Librairie Saint-Christophe (Lesneven)

Vouloir réduire le roman de Charlotte Roche aux prouesses sexuelles de son héroïne serait bien trop simple. Car si c’est de cet abandon qu’elle nourrit sa capacité à vivre, il y a chez Elizabeth Kiehl, l’héroïne, la volonté de réussir sa vie.

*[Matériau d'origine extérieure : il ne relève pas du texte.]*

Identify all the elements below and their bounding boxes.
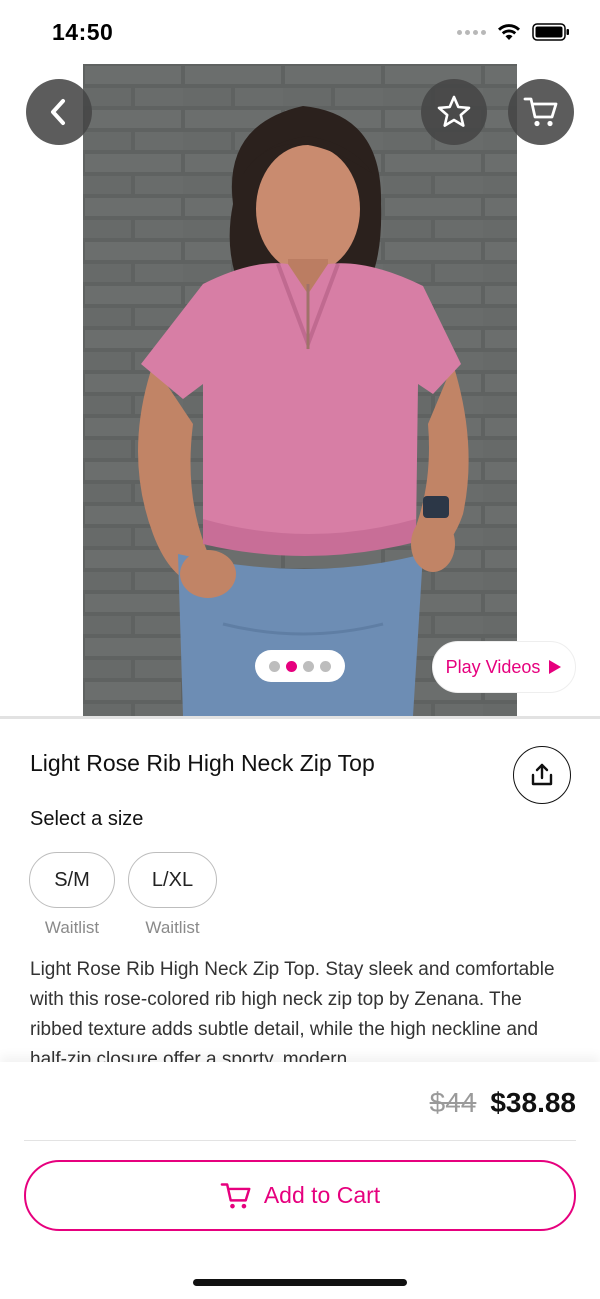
size-status-lxl: Waitlist	[145, 918, 200, 937]
size-heading: Select a size	[30, 808, 144, 830]
size-status-sm: Waitlist	[44, 918, 100, 937]
image-pager[interactable]	[255, 650, 345, 682]
share-button[interactable]	[513, 746, 571, 804]
home-indicator[interactable]	[193, 1279, 407, 1286]
back-button[interactable]	[26, 79, 92, 145]
play-videos-button[interactable]: Play Videos	[432, 641, 576, 693]
original-price: $44	[429, 1087, 477, 1118]
price-divider	[24, 1140, 576, 1141]
status-bar: 14:50	[0, 0, 600, 64]
size-option-lxl[interactable]: L/XL	[128, 852, 217, 908]
status-time: 14:50	[52, 19, 114, 45]
add-to-cart-button[interactable]: Add to Cart	[24, 1160, 576, 1231]
star-outline-icon	[437, 95, 471, 127]
pager-dot[interactable]	[320, 660, 331, 672]
product-title: Light Rose Rib High Neck Zip Top	[30, 750, 375, 776]
chevron-left-icon	[51, 99, 65, 125]
product-gallery[interactable]: Play Videos	[0, 64, 600, 716]
size-option-sm[interactable]: S/M	[29, 852, 115, 908]
play-icon	[549, 660, 562, 674]
sale-price: $38.88	[490, 1087, 576, 1118]
pager-dot[interactable]	[303, 660, 314, 672]
product-description: Light Rose Rib High Neck Zip Top. Stay s…	[30, 959, 555, 1062]
favorite-button[interactable]	[421, 79, 487, 145]
cart-icon	[220, 1182, 251, 1208]
add-to-cart-label: Add to Cart	[263, 1182, 381, 1208]
signal-icon	[457, 29, 486, 35]
cart-icon	[523, 97, 558, 127]
cart-button[interactable]	[508, 79, 574, 145]
status-icons	[457, 22, 570, 42]
product-photo[interactable]	[83, 64, 517, 716]
pager-dot[interactable]	[269, 660, 280, 672]
purchase-bar: $44 $38.88 Add to Cart	[0, 1062, 600, 1299]
wifi-icon	[498, 24, 520, 40]
gallery-divider	[0, 716, 600, 719]
battery-icon	[532, 23, 569, 41]
play-videos-label: Play Videos	[445, 656, 541, 677]
share-icon	[531, 763, 553, 786]
pager-dot-active[interactable]	[286, 660, 297, 672]
price-row: $44 $38.88	[430, 1087, 576, 1119]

Elizabeth et Georg forment un couple recomposé tout ce qu’il y a de plus banal : deux enfants d’une première union et des relations complexes avec leur ex… sauf qu’il y a chez Elizabeth une étrange propension à recourir au sexe pour se rassurer. Tout ce qui la rattache à sa propre vie la ramène à la veille de son premier mariage, quand sa mère et ses trois frères furent victimes d’un accident de la circulation qui entraîna la disparition de la fratrie. Obnubilée par le drame, elle tente de remettre en ordre les pièces d’un puzzle épars, brisé en mille morceaux comme les existences brisées des membres de sa famille. Elizabeth se livre à une introspection redoutable, fouillant jusqu’à la plus intime part de son être pour comprendre, analyser et reprendre le cours de sa vie, malgré la douleur et la perte. Bien évidemment, au travers de son personnage, son double de littérature, Charlotte Roche se délivre de ses propres angoisses et nous raconte ses peurs, ses doutes. Comment peut-on être une femme épanouie en ce début de xxie siècle sans céder aux diktats des médias, sans se conformer à l’image que l’on renvoie, au trouble que l’on peut faire naître chez l’autre, son mari, ses amis ? Si on peut évoquer l’autofiction française, de Christine Angot en passant par Virginie Despentes, la manière de Charlotte Roche rompt avec une tradition allemande qui veut qu’on ne parle pas de ces choses en public. C’est ce qui lui a valu une certaine polémique dans son pays. Alors, témoignage glauque ou roman en quête de sensationnel, il est évident que c’est typiquement le genre d’ouvrage qui risque de susciter le débat. Mais quand vous le refermez après l’avoir terminé, il en reste une atmosphère étrange, un peu évanescente, sur la puissance de la vie contre la mort.